Ho Ho Ho. Coming for Christmas, Locke & Key: A Small World by Joe Hill and Gabriel Rodriguez…
Joe Hill: So I had written a couple stand-alone “Locke & Key” stories that had never been collected until the book. They were only released as individual comics. Both of those stories, “Open the Moon” and “Grindhouse,” took place in the past. “Locke & Key” is the story of a haunted New England mansion full of enchanted keys that open different doors and activate different supernatural powers. The stories that I told, over the six books of “Locke & Key,” take place in the present day. But there’s 250 years of history there. The Locke family has looked after Keyhouse and its many enchanted keys, almost since the beginning of the nation. I always wanted to go back and tell some of those stories. And that’s what I’m doing in “Small World.” “Small World” is a return to the beginning of the 20th century and some of the stories that I’ve already told, set in that era.

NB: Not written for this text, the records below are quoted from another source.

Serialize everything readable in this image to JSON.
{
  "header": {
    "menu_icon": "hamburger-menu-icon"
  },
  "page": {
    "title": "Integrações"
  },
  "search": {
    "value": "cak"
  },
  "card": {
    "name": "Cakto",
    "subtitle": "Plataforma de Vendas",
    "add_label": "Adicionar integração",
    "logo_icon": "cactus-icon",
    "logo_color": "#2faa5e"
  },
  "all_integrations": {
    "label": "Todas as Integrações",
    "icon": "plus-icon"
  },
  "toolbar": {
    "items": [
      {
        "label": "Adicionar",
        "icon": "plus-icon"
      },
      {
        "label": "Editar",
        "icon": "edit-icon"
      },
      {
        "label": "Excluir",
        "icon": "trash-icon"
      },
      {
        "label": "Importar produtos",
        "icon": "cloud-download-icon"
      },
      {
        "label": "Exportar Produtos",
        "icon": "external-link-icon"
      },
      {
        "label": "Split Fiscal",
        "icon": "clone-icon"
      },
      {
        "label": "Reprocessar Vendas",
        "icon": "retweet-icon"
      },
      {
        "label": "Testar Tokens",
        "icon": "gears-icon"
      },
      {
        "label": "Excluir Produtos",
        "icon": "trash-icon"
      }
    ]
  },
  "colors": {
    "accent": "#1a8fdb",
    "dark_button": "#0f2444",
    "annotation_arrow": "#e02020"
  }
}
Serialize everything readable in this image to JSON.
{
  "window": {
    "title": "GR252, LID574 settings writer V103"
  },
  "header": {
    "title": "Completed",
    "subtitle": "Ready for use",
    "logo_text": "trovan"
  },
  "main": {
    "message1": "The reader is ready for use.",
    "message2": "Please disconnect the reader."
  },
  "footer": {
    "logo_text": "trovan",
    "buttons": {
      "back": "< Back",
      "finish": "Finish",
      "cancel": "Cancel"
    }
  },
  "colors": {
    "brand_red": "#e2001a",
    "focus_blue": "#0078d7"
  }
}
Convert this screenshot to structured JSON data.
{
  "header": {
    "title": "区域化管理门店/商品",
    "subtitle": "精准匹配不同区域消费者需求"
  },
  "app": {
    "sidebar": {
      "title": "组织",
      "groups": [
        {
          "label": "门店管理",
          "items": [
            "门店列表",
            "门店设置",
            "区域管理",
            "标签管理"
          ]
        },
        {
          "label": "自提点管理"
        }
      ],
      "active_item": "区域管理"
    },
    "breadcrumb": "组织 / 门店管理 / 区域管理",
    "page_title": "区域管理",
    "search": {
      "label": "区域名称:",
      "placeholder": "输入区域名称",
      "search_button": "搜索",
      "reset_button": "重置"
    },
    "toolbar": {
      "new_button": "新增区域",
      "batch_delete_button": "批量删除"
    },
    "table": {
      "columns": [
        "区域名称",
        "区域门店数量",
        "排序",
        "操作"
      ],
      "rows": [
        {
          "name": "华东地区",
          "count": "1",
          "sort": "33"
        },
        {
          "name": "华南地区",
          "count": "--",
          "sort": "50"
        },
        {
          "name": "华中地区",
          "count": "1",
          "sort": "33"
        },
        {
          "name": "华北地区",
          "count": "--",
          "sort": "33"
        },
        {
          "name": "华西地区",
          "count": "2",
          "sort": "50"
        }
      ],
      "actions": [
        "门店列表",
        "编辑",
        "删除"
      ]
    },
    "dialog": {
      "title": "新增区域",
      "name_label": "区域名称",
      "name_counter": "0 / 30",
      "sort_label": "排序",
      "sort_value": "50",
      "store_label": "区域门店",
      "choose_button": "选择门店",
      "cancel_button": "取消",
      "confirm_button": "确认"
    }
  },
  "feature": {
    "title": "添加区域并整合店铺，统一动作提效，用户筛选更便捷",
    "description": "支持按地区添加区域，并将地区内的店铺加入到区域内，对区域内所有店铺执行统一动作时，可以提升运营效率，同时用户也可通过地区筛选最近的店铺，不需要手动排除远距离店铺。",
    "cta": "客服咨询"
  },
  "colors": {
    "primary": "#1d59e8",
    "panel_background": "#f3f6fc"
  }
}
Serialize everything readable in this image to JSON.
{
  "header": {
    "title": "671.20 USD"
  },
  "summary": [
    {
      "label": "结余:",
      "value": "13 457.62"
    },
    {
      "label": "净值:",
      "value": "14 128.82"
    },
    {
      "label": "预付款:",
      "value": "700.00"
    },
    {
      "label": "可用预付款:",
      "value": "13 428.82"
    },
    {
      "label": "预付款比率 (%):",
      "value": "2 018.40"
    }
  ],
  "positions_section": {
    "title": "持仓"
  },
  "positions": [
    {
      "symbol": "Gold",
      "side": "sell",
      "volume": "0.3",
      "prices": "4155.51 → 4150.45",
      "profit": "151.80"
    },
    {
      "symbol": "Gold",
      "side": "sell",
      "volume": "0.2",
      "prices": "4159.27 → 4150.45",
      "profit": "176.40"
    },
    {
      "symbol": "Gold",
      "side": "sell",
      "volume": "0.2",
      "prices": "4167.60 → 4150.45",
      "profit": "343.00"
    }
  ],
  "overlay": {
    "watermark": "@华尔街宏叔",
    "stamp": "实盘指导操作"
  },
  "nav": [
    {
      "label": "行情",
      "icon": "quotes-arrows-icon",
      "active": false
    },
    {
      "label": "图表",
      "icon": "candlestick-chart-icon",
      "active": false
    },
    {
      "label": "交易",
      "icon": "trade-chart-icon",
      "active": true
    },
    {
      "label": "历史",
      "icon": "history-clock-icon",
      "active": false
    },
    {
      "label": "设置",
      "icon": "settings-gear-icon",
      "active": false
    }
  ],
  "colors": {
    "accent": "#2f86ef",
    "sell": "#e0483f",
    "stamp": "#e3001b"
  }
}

Who is the character on the front?
Joe Hill: She did not appear in any of the modern-day tales. She does appear in “Open the Moon” and in “Grindhouse.” There are two boys and two girls living in the Locke house who are the children of Chamberlain Locke. And if I remember correctly and the one on the cover is Mary … both the cover and the title were sort of a shout-out to a novel by Tabitha King called “Small World.” [King is Hill’s mother.]
And there’s a new key on the cover. Can you tell us what that key unlocks?
Joe Hill: I don’t know if we’re going to call it the Small World Key or the Doll House Key. But it is a key which brings to life an incredible doll house.
What story did you want to tell in “Small World” the you didn’t get to tell in “Locke & Key?”
Joe Hill: The penultimate book in the original “Locke & Key” series, “Clockworks,” hints at all the other dramas that have taken place in Keyhouse. There’s a lot of blood soaked in those old floorboards. I’m a frustrated historical writer. I love to think about what it was like to be alive in other eras, but historicals are threatening: There are so many ways to screw them up. Exploring the American past in the context of “Locke & Key” feels much more doable.